Cipherscope is a static analysis scanner designed to build a cryptographic inventory. It parses source files using Tree-sitter, matches library anchors and algorithm symbols, and emits JSONL findings that can be aggregated into an inventory.
flowchart TD
A[Discovery] --> B[Parsing]
B --> C[Library Anchoring]
C --> D[Algorithm Detection]
D --> E[JSONL Output]
A --> A1[File walk + filters]
B --> B1[Tree-sitter AST]
C --> C1[Import/include anchors]
D --> D1[Symbol match + params]
D1 --> D2[Local constant resolution]
E --> E1[Library + algorithm assets]
- Library hit: name, file path, evidence location.

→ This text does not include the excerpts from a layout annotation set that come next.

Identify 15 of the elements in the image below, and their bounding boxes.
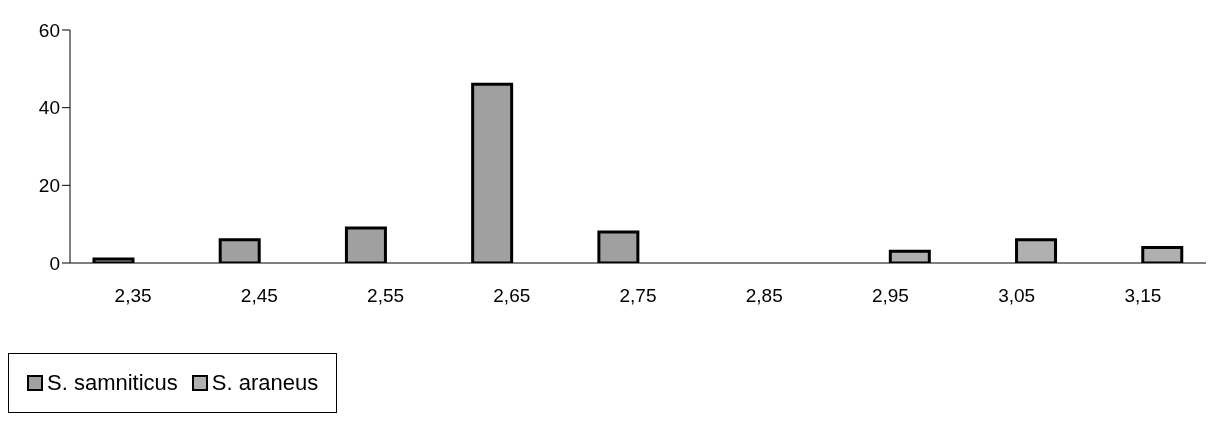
y-tick-label: 0: [49, 252, 60, 274]
x-tick-label: 2,75: [619, 285, 657, 307]
y-tick-label: 60: [38, 19, 60, 41]
y-tick-label: 40: [38, 97, 60, 119]
legend-label: S. araneus: [211, 370, 319, 396]
legend-label: S. samniticus: [47, 370, 178, 396]
x-tick-label: 2,35: [114, 285, 152, 307]
x-tick-label: 2,45: [240, 285, 278, 307]
x-tick-label: 2,95: [871, 285, 909, 307]
x-tick-label: 2,65: [493, 285, 531, 307]
x-tick-label: 2,55: [367, 285, 405, 307]
x-tick-label: 3,15: [1124, 285, 1162, 307]
x-tick-label: 3,05: [998, 285, 1036, 307]
x-tick-label: 2,85: [745, 285, 783, 307]
y-tick-label: 20: [38, 175, 60, 197]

- Algorithm hit: name, file path, evidence location, metadata (e.g., key size, primitive).
- Output format is designed for tooling pipelines and inventory aggregation.
{
"assetType": "library|algorithm",
"identifier": "string",
"path": "string",
"evidence": {
"line": 1,
"column": 1
},
"metadata": {
"primitive": "string",
"keySize": 256
}
}To reduce overcounting on a single callsite, Cipherscope applies a simple same-line dedupe rule after matching:
- If two algorithms share the same
primitiveand line, drop the generic identifier when a more specific variant is present. - A more specific identifier is one that either:
- starts with the generic identifier plus a
-(e.g.,AES-GCMoverAES), or - shares the same non-numeric tokens but adds numeric detail (e.g.,
ECDSA-P256overECDSA).
- starts with the generic identifier plus a
- Different primitives on the same line are kept.
Patterns live in patterns.toml:
- Libraries define anchors and API regexes.
- Algorithms define symbol patterns and parameter extraction rules.
Adding a new library or algorithm usually only requires editing
patterns.toml.
- Inventory-first: it focuses on discovering crypto usage and relevant metadata.
- Local constant resolution only; cross-file or full data-flow analysis is out of scope for now.